The correct equation is:
$$2.1 + 2x = 7.5$$
### Examples
Understanding perimeters and side lengths of triangles is crucial in various real-world applications. For instance, architects use these concepts to design buildings with specific structural requirements. Similarly, landscapers use them to plan gardens and outdoor spaces, ensuring accurate dimensions and aesthetically pleasing layouts. In construction, knowing the perimeter helps in estimating the amount of fencing or edging needed for a plot of land.
* Substitute the value of the shortest side $y = 2.1$ into the perimeter equation: $2x + 2.1 = 7.5$.
* The equation to find the value of $x$ is $2x + 2.1 = 7.5$, which is equivalent to $2.1 + 2x = 7.5$.
* The correct equation is $\boxed{2.1 + 2x = 7.5}$.
### Explanation
1. Analyze the problem and form the equation.
Let's analyze the given information.
We have an isosceles triangle with two sides of equal length, denoted by $x$, and a third side of length $y$. The perimeter of the triangle is 7.5 m, and the shortest side, $y$, measures 2.1 m. We need to find the equation that can be used to find the value of $x$.
The perimeter of a triangle is the sum of the lengths of its three sides. In this case, the perimeter is given by:
$$x + x + y = 7.5$$
$$2x + y = 7.5$$
We are given that $y = 2.1$ m. Substituting this value into the equation, we get:
$$2x + 2.1 = 7.5$$
This is the equation we need to find the value of $x$.
2. Compare the equation with the given options.

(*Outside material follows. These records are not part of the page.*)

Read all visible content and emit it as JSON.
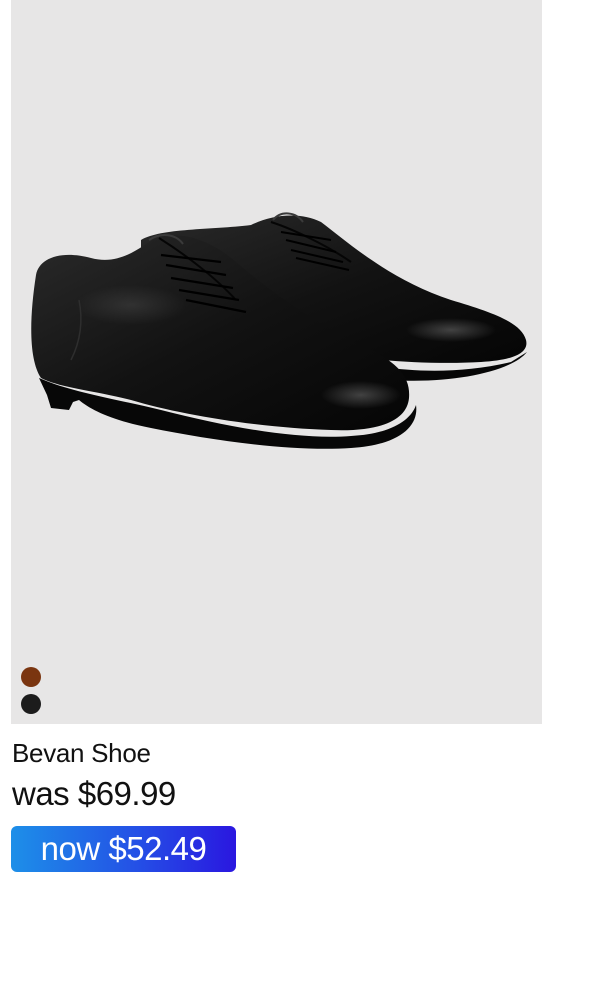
{
  "product": {
    "image_alt": "Black leather lace-up derby shoes",
    "name": "Bevan Shoe",
    "was_price": "was $69.99",
    "now_prefix": "now",
    "now_price": "$52.49"
  },
  "swatches": [
    {
      "name": "brown",
      "color": "#7a3510"
    },
    {
      "name": "black",
      "color": "#1c1c1c"
    }
  ],
  "colors": {
    "image_background": "#e7e6e6",
    "badge_gradient_start": "#1d8fe8",
    "badge_gradient_end": "#2a17e0"
  }
}
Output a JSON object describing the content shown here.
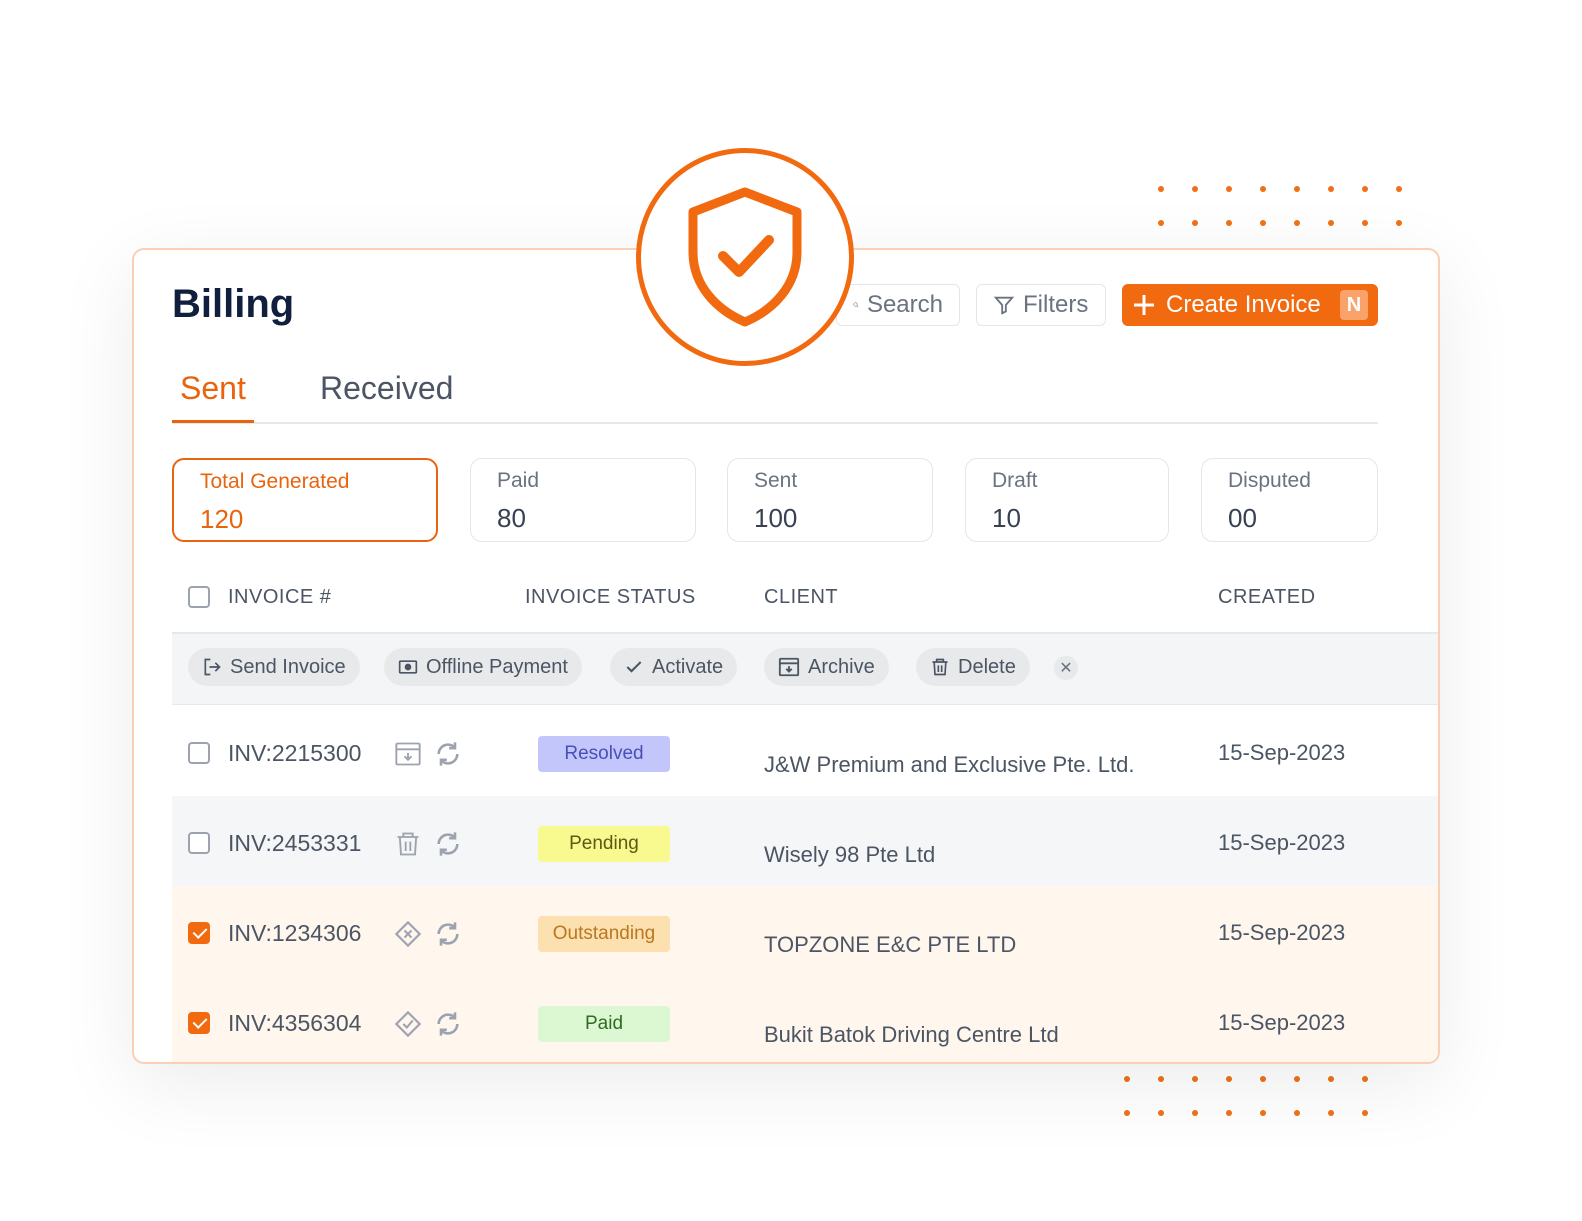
{
  "page": {
    "title": "Billing"
  },
  "toolbar": {
    "search_label": "Search",
    "filters_label": "Filters",
    "create_label": "Create Invoice",
    "create_shortcut": "N",
    "accent_color": "#f26a10"
  },
  "tabs": [
    {
      "label": "Sent",
      "active": true
    },
    {
      "label": "Received",
      "active": false
    }
  ],
  "stats": [
    {
      "label": "Total Generated",
      "value": "120",
      "active": true
    },
    {
      "label": "Paid",
      "value": "80"
    },
    {
      "label": "Sent",
      "value": "100"
    },
    {
      "label": "Draft",
      "value": "10"
    },
    {
      "label": "Disputed",
      "value": "00"
    }
  ],
  "table": {
    "columns": [
      "INVOICE #",
      "INVOICE STATUS",
      "CLIENT",
      "CREATED"
    ],
    "bulk_actions": [
      {
        "label": "Send Invoice",
        "icon": "send-icon"
      },
      {
        "label": "Offline Payment",
        "icon": "cash-icon"
      },
      {
        "label": "Activate",
        "icon": "check-icon"
      },
      {
        "label": "Archive",
        "icon": "archive-icon"
      },
      {
        "label": "Delete",
        "icon": "trash-icon"
      }
    ],
    "rows": [
      {
        "invoice": "INV:2215300",
        "status": "Resolved",
        "client": "J&W Premium and Exclusive Pte. Ltd.",
        "created": "15-Sep-2023",
        "checked": false,
        "icon": "archive-icon"
      },
      {
        "invoice": "INV:2453331",
        "status": "Pending",
        "client": "Wisely 98 Pte Ltd",
        "created": "15-Sep-2023",
        "checked": false,
        "icon": "trash-icon"
      },
      {
        "invoice": "INV:1234306",
        "status": "Outstanding",
        "client": "TOPZONE E&C PTE LTD",
        "created": "15-Sep-2023",
        "checked": true,
        "icon": "close-diamond-icon"
      },
      {
        "invoice": "INV:4356304",
        "status": "Paid",
        "client": "Bukit Batok Driving Centre Ltd",
        "created": "15-Sep-2023",
        "checked": true,
        "icon": "check-diamond-icon"
      }
    ],
    "status_colors": {
      "Resolved": {
        "bg": "#c2c6fb",
        "fg": "#4a4fb8"
      },
      "Pending": {
        "bg": "#f8f98e",
        "fg": "#5e5a14"
      },
      "Outstanding": {
        "bg": "#fde0b0",
        "fg": "#b8781e"
      },
      "Paid": {
        "bg": "#dcf8d2",
        "fg": "#2f6b22"
      }
    }
  }
}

Now, let's compare the equation we derived with the given options:
The equation we derived is:
$$2x + 2.1 = 7.5$$
Comparing this with the given options:
- $2x - 2.1 = 7.5$ (Incorrect)
- $4.2 + y = 7.5$ (Incorrect, as it doesn't involve $x$)
- $y - 4.2 = 7.5$ (Incorrect, as it doesn't involve $x$)
- $2.1 + 2x = 7.5$ (Correct, as it is the same as our derived equation)
3. State the final answer.
The correct equation is:
$$2.1 + 2x = 7.5$$
### Examples
Understanding perimeters and side lengths of triangles is crucial in various real-world applications. For instance, architects use these concepts to design buildings with specific structural requirements. Similarly, landscapers use them to plan gardens and outdoor spaces, ensuring accurate dimensions and aesthetically pleasing layouts. In construction, knowing the perimeter helps in estimating the amount of fencing or edging needed for a plot of land.